The Star newspaper reports the court on September 16, 2020, found both Kilavuka and Munyoki had disregarded a December 6, 2019 court order barring them from hiring staff under reduced terms.

Kenya Airways has been battling court cases by KAWU and the Kenya Airline Pilots Association over its hiring and firing procedures as it attempts to cut costs after its first-half revenue plunged by 48% to KES30.million shilling (USD276,525.89) amid COVID-19 travel restrictions.

In August, the Employment and Labour Relations court stopped the airline from laying off 182 pilots pending the determination of a case challenging the move. The airline projects it would require 258 of its 414 pilots for reduced operations. The company has 4,660 workers with an annual wage bill of about KES14.4 billion shillings (USD133.2 million), about 45% of which goes to pilots. The cuts could save the carrier KES4 billion (USD479 million) a year, according to court fillings.
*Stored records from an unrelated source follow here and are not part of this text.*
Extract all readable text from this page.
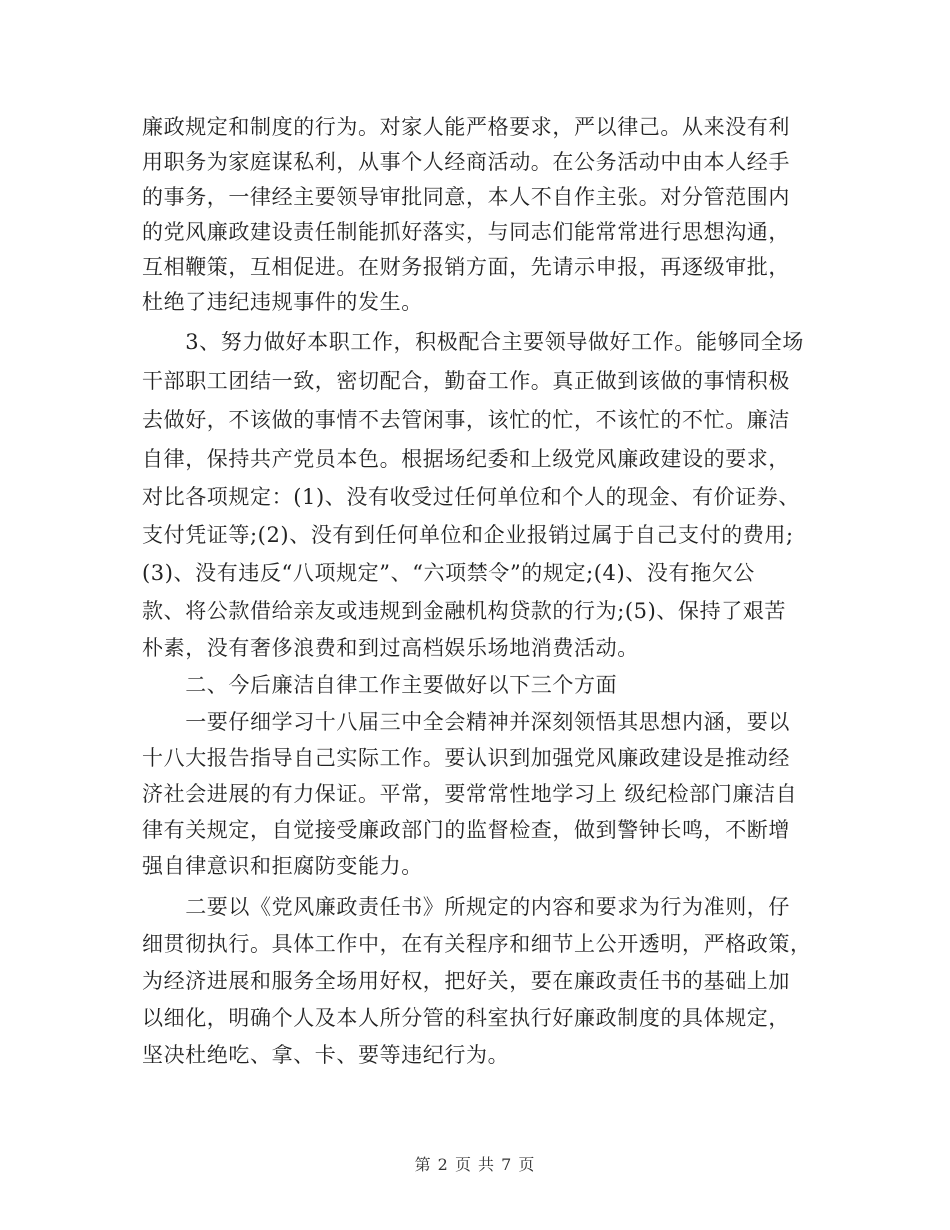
廉政规定和制度的行为。对家人能严格要求，严以律己。从来没有利
用职务为家庭谋私利，从事个人经商活动。在公务活动中由本人经手
的事务，一律经主要领导审批同意，本人不自作主张。对分管范围内
的党风廉政建设责任制能抓好落实，与同志们能常常进行思想沟通，
互相鞭策，互相促进。在财务报销方面，先请示申报，再逐级审批，
杜绝了违纪违规事件的发生。
　　3、努力做好本职工作，积极配合主要领导做好工作。能够同全场
干部职工团结一致，密切配合，勤奋工作。真正做到该做的事情积极
去做好，不该做的事情不去管闲事，该忙的忙，不该忙的不忙。廉洁
自律，保持共产党员本色。根据场纪委和上级党风廉政建设的要求，
对比各项规定：(1)、没有收受过任何单位和个人的现金、有价证券、
支付凭证等;(2)、没有到任何单位和企业报销过属于自己支付的费用;
(3)、没有违反“八项规定”、“六项禁令”的规定;(4)、没有拖欠公
款、将公款借给亲友或违规到金融机构贷款的行为;(5)、保持了艰苦
朴素，没有奢侈浪费和到过高档娱乐场地消费活动。
　　二、今后廉洁自律工作主要做好以下三个方面
　　一要仔细学习十八届三中全会精神并深刻领悟其思想内涵，要以
十八大报告指导自己实际工作。要认识到加强党风廉政建设是推动经
济社会进展的有力保证。平常，要常常性地学习上 级纪检部门廉洁自
律有关规定，自觉接受廉政部门的监督检查，做到警钟长鸣，不断增
强自律意识和拒腐防变能力。
　　二要以《党风廉政责任书》所规定的内容和要求为行为准则，仔
细贯彻执行。具体工作中，在有关程序和细节上公开透明，严格政策，
为经济进展和服务全场用好权，把好关，要在廉政责任书的基础上加
以细化，明确个人及本人所分管的科室执行好廉政制度的具体规定，
坚决杜绝吃、拿、卡、要等违纪行为。
第 2 页 共 7 页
In July, the court prevented Kenya Airways from laying off some of its staff and sent others on unpaid leave ahead of the resumption of domestic flights. At the onset of the COVID-crisis in March 2020, Kenya Airways had sent part of its workforce of about 4,000 employees on unpaid leave with those remaining taking pay cuts between 35% and 75%.

On the verge of nationalisation, Kenya Airways is seeking USD500 million from the Kenyan government to navigate the current crisis, Bloomberg reported. The funds could be in the form of equity or a loan from the government, which is in talks to buy out minority investors, including KQ Lenders Co. and Air France-KLM as lawmakers debate a nationalisation bill. The National Aviation Management Bill 2020 plans to establish the Kenya Aviation Corporation. This entity would become the new holding company of the Kenya Airports Authority and Kenya Airways, upon its nationalisation and delisting from the Nairobi Securities Exchange (NSE).